Ford’s CEO Alan Mulally, in a roundtable interview at the North American International Auto Show, said Tuesday that smaller cars like the Ford Fiesta and Ka, which is currently available in other markets outside the U.S., will comprise a larger share of the global auto industry, including the U.S., known for its affinity of sport-utility vehicles and pickups.
The reason: vehicles have become increasingly expensive in recent years — partially attributed to an increase in technology in those vehicles — which have priced some consumers, particularly those in Generation Y who grew up during the Great Recession, out of the market. But that could compromise profit margins, which on the backs of fully-loaded vehicles have ballooned to double-digits at Ford, though the automaker has consistently warned those profit margins will soften.
Mulally on Monday stressed the need for the industry to lower price points and make vehicles more affordable.
“We have to find a way,” he said. “All of our data say the economics are very, very important.”
Mulally said he expects to see a shift toward smaller vehicles here in the U.S., where many young consumers have put off car purchases because of languishing incomes and rising vehicle prices.
“I think over time, you’ll see even smaller cars in the United States,” he said. Mulally hailed Ford’s EcoSport subcompact crossover, and added that he envisions a day when that vehicle will be available for U.S. consumers.
“I think, in time, it’ll be here,” he said.
Mulally, who in late 2012 turned over most of his day-to-day responsibilities to chief operating officer Mark Fields, said he is spending an increasing amount of time on the subject of personal mobility.
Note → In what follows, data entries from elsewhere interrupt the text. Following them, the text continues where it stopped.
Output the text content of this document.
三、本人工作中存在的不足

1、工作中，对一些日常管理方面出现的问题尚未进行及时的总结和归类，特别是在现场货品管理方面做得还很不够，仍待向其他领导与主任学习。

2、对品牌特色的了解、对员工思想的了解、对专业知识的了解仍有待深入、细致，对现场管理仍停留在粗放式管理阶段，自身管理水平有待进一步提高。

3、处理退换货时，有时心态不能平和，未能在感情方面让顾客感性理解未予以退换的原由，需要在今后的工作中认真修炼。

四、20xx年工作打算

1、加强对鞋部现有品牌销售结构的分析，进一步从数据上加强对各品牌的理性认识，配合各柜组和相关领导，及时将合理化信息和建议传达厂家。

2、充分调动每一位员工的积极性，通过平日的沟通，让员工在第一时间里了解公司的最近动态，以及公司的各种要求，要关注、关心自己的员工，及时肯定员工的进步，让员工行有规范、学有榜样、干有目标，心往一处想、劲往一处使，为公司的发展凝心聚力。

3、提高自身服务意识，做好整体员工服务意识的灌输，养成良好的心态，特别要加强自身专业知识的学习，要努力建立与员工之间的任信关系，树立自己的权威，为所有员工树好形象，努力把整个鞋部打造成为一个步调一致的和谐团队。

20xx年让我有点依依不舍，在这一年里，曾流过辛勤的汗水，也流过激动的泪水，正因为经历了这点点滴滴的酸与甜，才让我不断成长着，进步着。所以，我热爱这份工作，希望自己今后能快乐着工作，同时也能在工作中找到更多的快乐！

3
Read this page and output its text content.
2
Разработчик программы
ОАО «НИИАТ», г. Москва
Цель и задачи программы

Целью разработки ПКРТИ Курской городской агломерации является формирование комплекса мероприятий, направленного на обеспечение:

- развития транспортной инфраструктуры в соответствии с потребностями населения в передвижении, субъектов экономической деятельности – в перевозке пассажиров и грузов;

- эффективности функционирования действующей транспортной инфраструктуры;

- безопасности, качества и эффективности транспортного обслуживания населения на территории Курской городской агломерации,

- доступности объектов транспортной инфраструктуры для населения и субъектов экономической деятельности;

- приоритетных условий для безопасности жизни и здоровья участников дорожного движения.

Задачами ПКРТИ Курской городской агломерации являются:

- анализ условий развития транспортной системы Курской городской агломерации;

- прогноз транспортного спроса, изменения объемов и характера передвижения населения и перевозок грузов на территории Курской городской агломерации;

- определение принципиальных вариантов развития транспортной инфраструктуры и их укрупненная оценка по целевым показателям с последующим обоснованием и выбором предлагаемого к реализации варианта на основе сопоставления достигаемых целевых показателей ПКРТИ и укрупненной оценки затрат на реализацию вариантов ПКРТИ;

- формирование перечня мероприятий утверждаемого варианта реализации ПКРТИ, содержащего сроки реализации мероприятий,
“It's such an important part of the business going forward,” he said.
The 68-year-old CEO, who has made it a point to publicly push Ford’s expansion plans in China, on Tuesday pointed to Chongqing, China, which he refers to as “a small city” with 35 million residents, as an example where Ford can help increase mobility in a large, urban metropolis.
Mulally says Ford will continue to partner with big cities and their planning departments to work on personal mobility. He said he did not know how Ford would integrate a sweeping personal mobility strategy within the company.
“I know it’s going to mean something,” he said.
Ford has outlined a sustainability blueprint that projects by 2050, the company will have a comprehensive network consisting of “very different cars” that will communicate between themselves and the infrastructure around them.
Ford cites data that says by 2025, the number of mega-cities — urban areas of more than 10 million residents — will grow to 27 from 23, and will experience a range of social and environmental problems that relate to personal mobility.